Prototype for Profiling Python
Last post covered some technical background using vmprof to profile Python with compiled or JIT'ed extensions. Now I've created a prototype that can convert the output to callgrind format so it can be viewed with KCachegrind.
To install the prototype using the Anaconda distribution:
- Create a new environment (if you do not use a new environment, these packages may conflict with an existing Numba install):
conda create -n profiling python numpy
- Switch to the new environment:
source activate profiling
- Install prototype versions of Numba and llvmlite:
conda install -c https://conda.anaconda.org/mdewing numba-profiling
- Install prototype version of vmprof:
conda install -c https://conda.anaconda.org/mdewing vmprof-numba
- Make sure libunwind is installed. (On Ubuntu
apt-get install libunwind8-dev
.) (On Ubuntu, it must be the -dev version. If not installed, the error message when trying to run vmprof isImportError: libunwind.so.8: cannot open shared object file: No such file or directory
) - Install KCachegrind (On Ubuntu,
apt-get install kcachegrind
)
There is a wrapper (vmprofrun
) that automates the running and processing steps.
To use it, run vmprofrun <target python script> [arguments to the python script]
.
(No need to specify python
- that gets added to the command line automatically.)

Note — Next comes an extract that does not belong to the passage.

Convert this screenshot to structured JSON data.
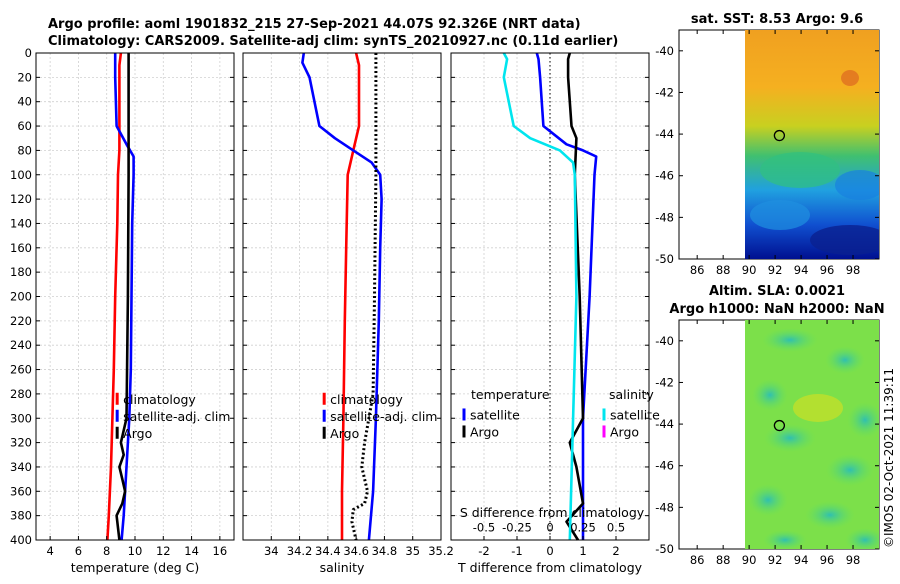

By default it will output vmprof-<pid>.out
, which can be viewed in KCachegrind.
Underneath, the vmprofrun
tool saves the vmprof output during the run to out.vmprof
. After the run, it automatically copies the /tmp/perf-<pid>.map
file to the current directory (if running under Numba).
It moves out.vmprof
to out-<pid>.vmprof
.
Finally it runs vmproftocallgrind
using these files as input.
Limitations
- Only works on 64-bit Linux
- Function-level profiles only - no line information (for either python or native code)
- Sometimes the profiling hangs during the run - kill the process and try again.
- Works with Python 2.7 or 3.4
- Not well validated or tested yet
- It does not work well yet with the existing vmprof web visualization and CLI tools.
Other notes:
- The stack dump tool will process the stacks to remove the Python interpreter frames.
- By default the Numba
Dispatcher_call
level is removed. Otherwise the call graph in KCachegrind gets tangled by all the call paths running through this function. - It should work with C extensions and Cython as well.